The standout from those is Raphaël Top-Secret’s Resident Advisor podcast. Far from having a breakthrough year, 2018 has certainly brought his unique selection of largely undiscovered party records to new audiences at trend-setting European festivals. This podcast showcases the full breadth of his global digging excursions. At 40 minutes in there’s a blend of Sheila Chandra – ‘All You Want Is More’, a 1988 UK downtempo, electronic cut, into De De’s sultry 1983 funk track ’S&M’ that’s slightly pitched down with the kind of precision vinyl cueing that can only come from knowing your records inside out.
It’s done with a level of swagger that demands your attention and sends you straight to the track-listing. Rinse repeat for all 110 minutes.
Darwin – Crack Mix 230
Chosen by James Zaremba (MDR co-founder)
A resident at the legendary Berlin nightclub Griessmuehle since 2014, Canadian-born DJ and promoter Darwin has thrived during her time in the German capital by bringing the sounds of UK bass to the discerning ears of one of the city’s most popular dance floors.
Her party, REEF, has become synonymous with acts that have encapsulated the UK techno, breakbeat, jungle and garage sound. Inviting artists from Livity Sound, Idle Hands and Hessle Audio along for the ride, her bookings offer a homage to the building blocks of UK club music.
Across a bold two hours, her mix for Crack Magazine cements the aforementioned stylings with rugged breaks and classic jungle from the outset. The second hour delivers a decent wedge of spacier, more chilled-out sounds and dusty DnB rollers.
No tracklist was released on this one, but as Crack Mag said: “We’re reliably informed that there’s a couple of dubs from Loefah and Kellen303 in the mix.” Heavy!
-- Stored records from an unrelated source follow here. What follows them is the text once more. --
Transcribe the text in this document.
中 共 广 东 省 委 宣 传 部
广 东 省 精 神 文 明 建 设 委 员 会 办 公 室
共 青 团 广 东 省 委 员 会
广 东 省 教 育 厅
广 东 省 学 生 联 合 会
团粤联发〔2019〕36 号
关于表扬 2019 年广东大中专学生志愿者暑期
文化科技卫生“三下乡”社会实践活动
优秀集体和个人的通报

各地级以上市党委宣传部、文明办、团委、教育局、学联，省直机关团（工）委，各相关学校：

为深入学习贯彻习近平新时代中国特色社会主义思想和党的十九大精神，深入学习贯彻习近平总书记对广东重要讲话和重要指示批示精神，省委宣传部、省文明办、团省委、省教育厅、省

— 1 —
Minor Science – New Music Worldwide
Chosen by Jack Rogers (Flossy, Meraki)
I chose this mix because I love Minor Science’s productions. Down tempo and eclectic, but unpretentious, this gives an insight into his influences. I miss DJ sets that sit under the 120bpm mark – my favourite DJ of all time is Andrew Weatherall and this reminds me of the sort of set he would play (maybe a bit more crunchy).
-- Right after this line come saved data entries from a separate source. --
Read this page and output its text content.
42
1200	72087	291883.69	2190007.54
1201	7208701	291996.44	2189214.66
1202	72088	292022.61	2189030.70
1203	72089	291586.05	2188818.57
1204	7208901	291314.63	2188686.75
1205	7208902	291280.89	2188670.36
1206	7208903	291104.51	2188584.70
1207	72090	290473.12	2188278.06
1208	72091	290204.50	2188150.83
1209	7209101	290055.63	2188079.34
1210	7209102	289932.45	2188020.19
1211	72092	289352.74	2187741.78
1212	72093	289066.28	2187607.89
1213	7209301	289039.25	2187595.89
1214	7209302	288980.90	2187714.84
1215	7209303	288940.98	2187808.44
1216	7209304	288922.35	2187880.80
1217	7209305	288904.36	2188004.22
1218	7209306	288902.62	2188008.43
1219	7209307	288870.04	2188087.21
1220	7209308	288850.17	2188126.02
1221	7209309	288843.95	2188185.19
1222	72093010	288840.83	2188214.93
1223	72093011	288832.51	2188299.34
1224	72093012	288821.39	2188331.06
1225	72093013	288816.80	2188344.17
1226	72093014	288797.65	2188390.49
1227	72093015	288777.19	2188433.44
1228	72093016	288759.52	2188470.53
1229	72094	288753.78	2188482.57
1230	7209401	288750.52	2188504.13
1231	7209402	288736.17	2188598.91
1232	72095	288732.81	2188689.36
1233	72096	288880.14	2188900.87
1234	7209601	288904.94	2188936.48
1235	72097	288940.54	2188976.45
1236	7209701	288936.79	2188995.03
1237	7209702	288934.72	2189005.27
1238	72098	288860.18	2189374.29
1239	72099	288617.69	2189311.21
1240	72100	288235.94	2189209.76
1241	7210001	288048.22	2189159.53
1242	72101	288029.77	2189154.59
Unsound Podcast – Skee Mask b2b Zenker Brothers
Chosen by Josh Aitman (MDR co-founder)
Disclaimer… the 3 hours recorded below are not for those looking for an easy ride. Founders of Ilian Tapes and regular releaser on the label, Skee Mask, come together for what was explained as their second attempt to play a joint extended set together following an abysmal disaster at an after-party in Prague back in 2016.
The mix is ruthless and unforgiving, combing breaks, broken-beat, techno, jungle, even more ruthless techno and even more ruthless than ruthless sounds all within 3 hours of absolute genius. Unsound Festival in Krakow continues to push the boundaries of experimental and left-field electronic music and this mix approaches this topic combining all areas of the form. Tuck in and watch your ears.